To turn it around, consider how you would feel if you found your (hypothetical) child upset, and when you asked why, they told you that the parents of the friend they had been hanging out with for the last year had been teaching them that premarital/extramarital sex was a sin, and that those who did it would go to hell. Would it be okay if that parent explained that they just wanted your child to
hear new messages, ones that will hopefully both reach and help them?
IMHO, parents need to respect each others' rights to raise their children according to their own best judgment, and avoid undermining other parents' ability to teach their children their own views, even if we disagree with those views. If we start targeting children in the "culture wars" by trying to make them doubt what their parents are saying, I think we're crossing a line better left intact.
I agree to a point, but I think there's a considerable difference in terms of power relationship between a person writing a blog and a parent of a friend. I am not pretending to take a parental role.
On the other hand, I take issue with the term "child". I think the extended adolescence our society currently enforces on children (and provides for them) is only appropriate to some, and not all. Furthermore, our educational system is clearly failing to prepare them for the onset of adulthood - both in terms of teaching them how to work and function as adults individually and in terms of how to express and involve themselves in relationships and be a healthy sexual adult. The target audience of this blog is not children, it is teenagers (and "tweens"), who are an interesting and varied mix of child and adult. Research indicates huge numbers of kids are getting sexually active between the ages of 11 and 14. Parents (and schools) who fail to educate those kids and prepare them for making those choices before they make them may be ignoring or denying practical realities, or may simply be ignorant.
There are already plenty of (mixed) messages out there aimed at kids, in Hollywood, in video games, on the internet in the form of porn sites. Kids deserve more outspokeness to counter those messages, to encourage them to grow into complete, healthy individuals, not less.
Maybe the problem is parents not knowing how to talk to their kids. That would be worthwhile to address, I think.
As far as expressing my opinion on things to my students.... no I don't generally. We have families that don't believe in birthdays, for heaven's sake. I certainly can't tell the child she has to take a birthday pencil when it's against her religion. A large number of our families are Seventh Day Adventists who do not condone sex before marriage. They also don't condone drinking, cursing, and many other things. That's how they are raising their kids.
If I had kids, I would probably try to be open and honest with them about sex, but I wouldn't want a stranger talking to them about it. Especially not someone they run across on a random internet search. Who knows what kind of misinformation they can get? Who knows who is behind the blog?

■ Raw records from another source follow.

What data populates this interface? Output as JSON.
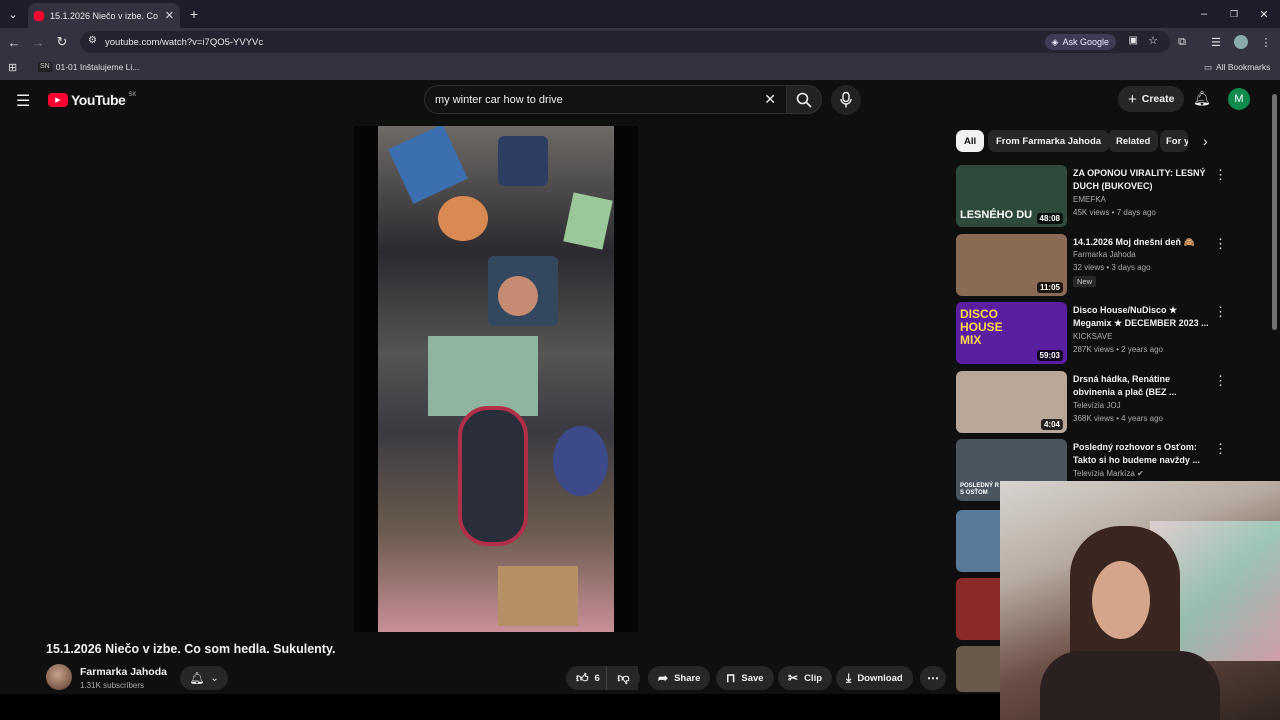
{
  "browser": {
    "tab_title": "15.1.2026 Niečo v izbe. Co som",
    "url": "youtube.com/watch?v=i7QO5-YVYVc",
    "ask_google": "Ask Google",
    "bookmark_1": "01-01 Inštalujeme Li...",
    "all_bookmarks": "All Bookmarks"
  },
  "youtube": {
    "logo_text": "YouTube",
    "region": "SK",
    "search_value": "my winter car how to drive",
    "create_label": "Create",
    "avatar_letter": "M"
  },
  "video": {
    "title": "15.1.2026 Niečo v izbe. Co som hedla. Sukulenty.",
    "channel": "Farmarka Jahoda",
    "subscribers": "1.31K subscribers",
    "likes": "6",
    "share": "Share",
    "save": "Save",
    "clip": "Clip",
    "download": "Download"
  },
  "chips": [
    "All",
    "From Farmarka Jahoda",
    "Related",
    "For y"
  ],
  "recommendations": [
    {
      "title": "ZA OPONOU VIRALITY: LESNÝ DUCH (BUKOVEC)",
      "channel": "EMEFKA",
      "meta": "45K views • 7 days ago",
      "duration": "48:08",
      "thumb_text": "LESNÉHO DU",
      "color": "#2d4a3a"
    },
    {
      "title": "14.1.2026 Moj dnešní deň 🙈",
      "channel": "Farmarka Jahoda",
      "meta": "32 views • 3 days ago",
      "badge": "New",
      "duration": "11:05",
      "color": "#8a6a55"
    },
    {
      "title": "Disco House/NuDisco ★ Megamix ★ DECEMBER 2023 ...",
      "channel": "KICKSAVE",
      "meta": "287K views • 2 years ago",
      "duration": "59:03",
      "thumb_text": "DISCO HOUSE MIX",
      "color": "#5a1fa0"
    },
    {
      "title": "Drsná hádka, Renátine obvinenia a plač (BEZ ...",
      "channel": "Televízia JOJ",
      "meta": "368K views • 4 years ago",
      "duration": "4:04",
      "color": "#b9a79a"
    },
    {
      "title": "Posledný rozhovor s Osťom: Takto si ho budeme navždy ...",
      "channel": "Televízia Markíza",
      "meta": "",
      "thumb_text": "POSLEDNÝ R S OSŤOM",
      "color": "#4a5560"
    }
  ]
}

Perhaps you need to have a "paren't permission" clause. That would take care of it.
|Date:||April 2nd, 2008 03:31 am (UTC)|| |
Perhaps parents should be monitoring what sites their kids visit on the internet, and be involved with that decision making.
If they're seeking out the information online, the teens and tweens have already declined to speak to their parents, teachers, or other available resources. I think that's part of being in between... starting to make those choices. That's what this is all about. They're already making sexual choices, aren't they?